La decisione di aprire per questa stagione estiva le strutture di Capo Vaticano, come viene rimarcato, è stata determinata anche dalla possibilità di poter offrire un servizio di trasporto in totale sicurezza.

Pronta la replica del commissario prefettizio Manuela Romanò: «La sede stradale in alcuni punti ha una larghezza di appena m. 4,50 ; in direzione monte presenta una salita con una pendenza medio alta , poi una curva a gomito di 90°, un tornante molto stretto e, a salire, ancora due semicurve. Molti pedoni scendono a piedi, dopo aver parcheggiato nella parte alta, e poi risalgono.
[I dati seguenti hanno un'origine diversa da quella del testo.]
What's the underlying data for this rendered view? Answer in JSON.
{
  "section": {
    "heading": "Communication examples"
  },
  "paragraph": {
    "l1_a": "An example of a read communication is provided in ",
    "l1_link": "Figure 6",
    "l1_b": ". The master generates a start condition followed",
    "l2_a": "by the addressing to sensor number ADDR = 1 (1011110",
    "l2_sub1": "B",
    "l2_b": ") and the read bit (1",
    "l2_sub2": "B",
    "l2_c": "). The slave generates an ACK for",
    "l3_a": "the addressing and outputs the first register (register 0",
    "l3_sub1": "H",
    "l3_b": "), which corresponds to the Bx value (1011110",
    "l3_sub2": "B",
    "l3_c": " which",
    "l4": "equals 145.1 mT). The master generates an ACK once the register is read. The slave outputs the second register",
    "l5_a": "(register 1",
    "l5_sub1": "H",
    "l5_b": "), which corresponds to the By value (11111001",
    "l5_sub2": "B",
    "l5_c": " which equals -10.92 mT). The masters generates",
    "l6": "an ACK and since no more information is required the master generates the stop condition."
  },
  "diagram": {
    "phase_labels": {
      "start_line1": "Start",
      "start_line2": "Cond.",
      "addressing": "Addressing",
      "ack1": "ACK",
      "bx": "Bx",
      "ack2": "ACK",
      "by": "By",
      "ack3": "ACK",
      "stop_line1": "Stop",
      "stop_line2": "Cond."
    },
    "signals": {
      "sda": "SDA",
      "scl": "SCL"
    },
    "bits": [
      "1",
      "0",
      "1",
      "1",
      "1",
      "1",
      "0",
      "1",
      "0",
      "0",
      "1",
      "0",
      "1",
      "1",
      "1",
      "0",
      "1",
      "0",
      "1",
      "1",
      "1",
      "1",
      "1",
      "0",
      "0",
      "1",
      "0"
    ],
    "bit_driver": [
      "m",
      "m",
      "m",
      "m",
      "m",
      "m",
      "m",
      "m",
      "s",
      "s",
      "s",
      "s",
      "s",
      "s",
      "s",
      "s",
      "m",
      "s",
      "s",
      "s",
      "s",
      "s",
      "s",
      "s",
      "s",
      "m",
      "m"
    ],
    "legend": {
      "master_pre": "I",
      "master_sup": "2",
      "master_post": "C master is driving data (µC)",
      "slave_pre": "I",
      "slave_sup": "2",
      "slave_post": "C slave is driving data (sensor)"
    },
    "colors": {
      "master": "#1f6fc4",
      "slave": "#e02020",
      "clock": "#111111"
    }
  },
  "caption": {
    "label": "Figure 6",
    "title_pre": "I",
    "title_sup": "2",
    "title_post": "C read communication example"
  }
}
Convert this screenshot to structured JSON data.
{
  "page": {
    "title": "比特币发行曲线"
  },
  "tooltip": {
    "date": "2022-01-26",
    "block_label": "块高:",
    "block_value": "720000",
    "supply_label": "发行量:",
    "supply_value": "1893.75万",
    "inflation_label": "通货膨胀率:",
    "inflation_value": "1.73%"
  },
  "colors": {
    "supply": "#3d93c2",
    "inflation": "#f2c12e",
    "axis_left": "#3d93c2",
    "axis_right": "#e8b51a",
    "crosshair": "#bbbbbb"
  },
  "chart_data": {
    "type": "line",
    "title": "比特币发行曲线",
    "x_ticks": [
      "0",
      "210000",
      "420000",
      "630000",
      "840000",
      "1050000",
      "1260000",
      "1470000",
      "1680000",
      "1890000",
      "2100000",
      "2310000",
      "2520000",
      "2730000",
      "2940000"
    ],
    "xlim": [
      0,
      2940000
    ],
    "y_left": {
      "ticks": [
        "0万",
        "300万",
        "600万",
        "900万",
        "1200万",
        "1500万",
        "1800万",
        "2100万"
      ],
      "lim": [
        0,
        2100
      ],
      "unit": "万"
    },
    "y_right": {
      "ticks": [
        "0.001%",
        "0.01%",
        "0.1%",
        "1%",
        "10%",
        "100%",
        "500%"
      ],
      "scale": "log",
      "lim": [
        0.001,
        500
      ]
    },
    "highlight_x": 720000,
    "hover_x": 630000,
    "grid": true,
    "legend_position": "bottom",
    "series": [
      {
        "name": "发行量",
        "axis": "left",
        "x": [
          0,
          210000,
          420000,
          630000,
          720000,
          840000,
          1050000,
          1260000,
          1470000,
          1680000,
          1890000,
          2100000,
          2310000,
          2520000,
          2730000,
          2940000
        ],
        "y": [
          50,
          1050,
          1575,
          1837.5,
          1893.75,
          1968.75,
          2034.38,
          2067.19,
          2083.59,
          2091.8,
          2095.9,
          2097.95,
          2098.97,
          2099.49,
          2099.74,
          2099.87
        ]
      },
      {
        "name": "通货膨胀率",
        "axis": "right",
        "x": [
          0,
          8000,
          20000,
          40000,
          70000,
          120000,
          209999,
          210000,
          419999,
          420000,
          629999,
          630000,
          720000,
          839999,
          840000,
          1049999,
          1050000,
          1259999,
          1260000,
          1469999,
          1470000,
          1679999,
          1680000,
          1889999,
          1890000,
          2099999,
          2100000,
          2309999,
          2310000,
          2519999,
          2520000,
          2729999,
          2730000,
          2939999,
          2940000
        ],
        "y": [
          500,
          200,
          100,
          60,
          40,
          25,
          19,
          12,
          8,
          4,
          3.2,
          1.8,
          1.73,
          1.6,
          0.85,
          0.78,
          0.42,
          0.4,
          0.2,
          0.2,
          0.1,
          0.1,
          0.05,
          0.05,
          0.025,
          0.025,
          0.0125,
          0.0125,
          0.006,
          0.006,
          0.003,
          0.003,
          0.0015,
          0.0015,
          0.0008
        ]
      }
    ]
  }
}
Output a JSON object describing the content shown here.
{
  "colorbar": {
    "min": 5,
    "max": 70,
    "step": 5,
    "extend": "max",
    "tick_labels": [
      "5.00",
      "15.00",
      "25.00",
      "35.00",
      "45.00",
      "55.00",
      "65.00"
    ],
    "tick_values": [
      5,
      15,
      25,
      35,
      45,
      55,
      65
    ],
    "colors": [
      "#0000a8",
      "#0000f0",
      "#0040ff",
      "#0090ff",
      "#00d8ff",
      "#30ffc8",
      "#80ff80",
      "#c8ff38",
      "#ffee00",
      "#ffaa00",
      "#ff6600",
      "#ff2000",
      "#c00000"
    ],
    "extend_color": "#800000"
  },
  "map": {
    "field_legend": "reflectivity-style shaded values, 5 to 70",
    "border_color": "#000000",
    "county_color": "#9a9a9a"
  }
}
Questo stato strutturale e queste circostanze generano di per sé una situazione di notevole criticità: ingorghi e intasamenti del traffico. In più sulla stessa strada sono ubicate 10 strutture di tipo alberghiero, alcune strutture extra alberghiere, tre parcheggi privati autorizzati, stalli a strisce blu. Stante le predette condizioni stradali e al fine di rendere più fluido e sicuro il movimento dei veicoli nonché al fine di garantire più sicurezza ai pedoni (tra l’altro la strada è sprovvista di marciapiedi), si rende necessario limitare l’accesso a veicoli di particolare lunghezza e ai veicoli trainanti un rimorchio. Sulla base di tali criticità, non poteva trovare accoglimento la richiesta, avanzata da 20 strutture ricettive, di portare a mare i propri villeggianti con un trenino turistico (al posto dei pulmini usati negli anni precedenti). Il trenino è infatti composto da un trattore più due rimorchi, ha una lunghezza totale di m. 16,63 e una velocità massima di 25 km orari. Ne consegue che, essendo un veicolo atipico a rimorchio e avendo per di più una lunghezza totale di 16,63 metri, rientra nella tipologia dei veicoli per i quali si è inteso porre il divieto di accesso».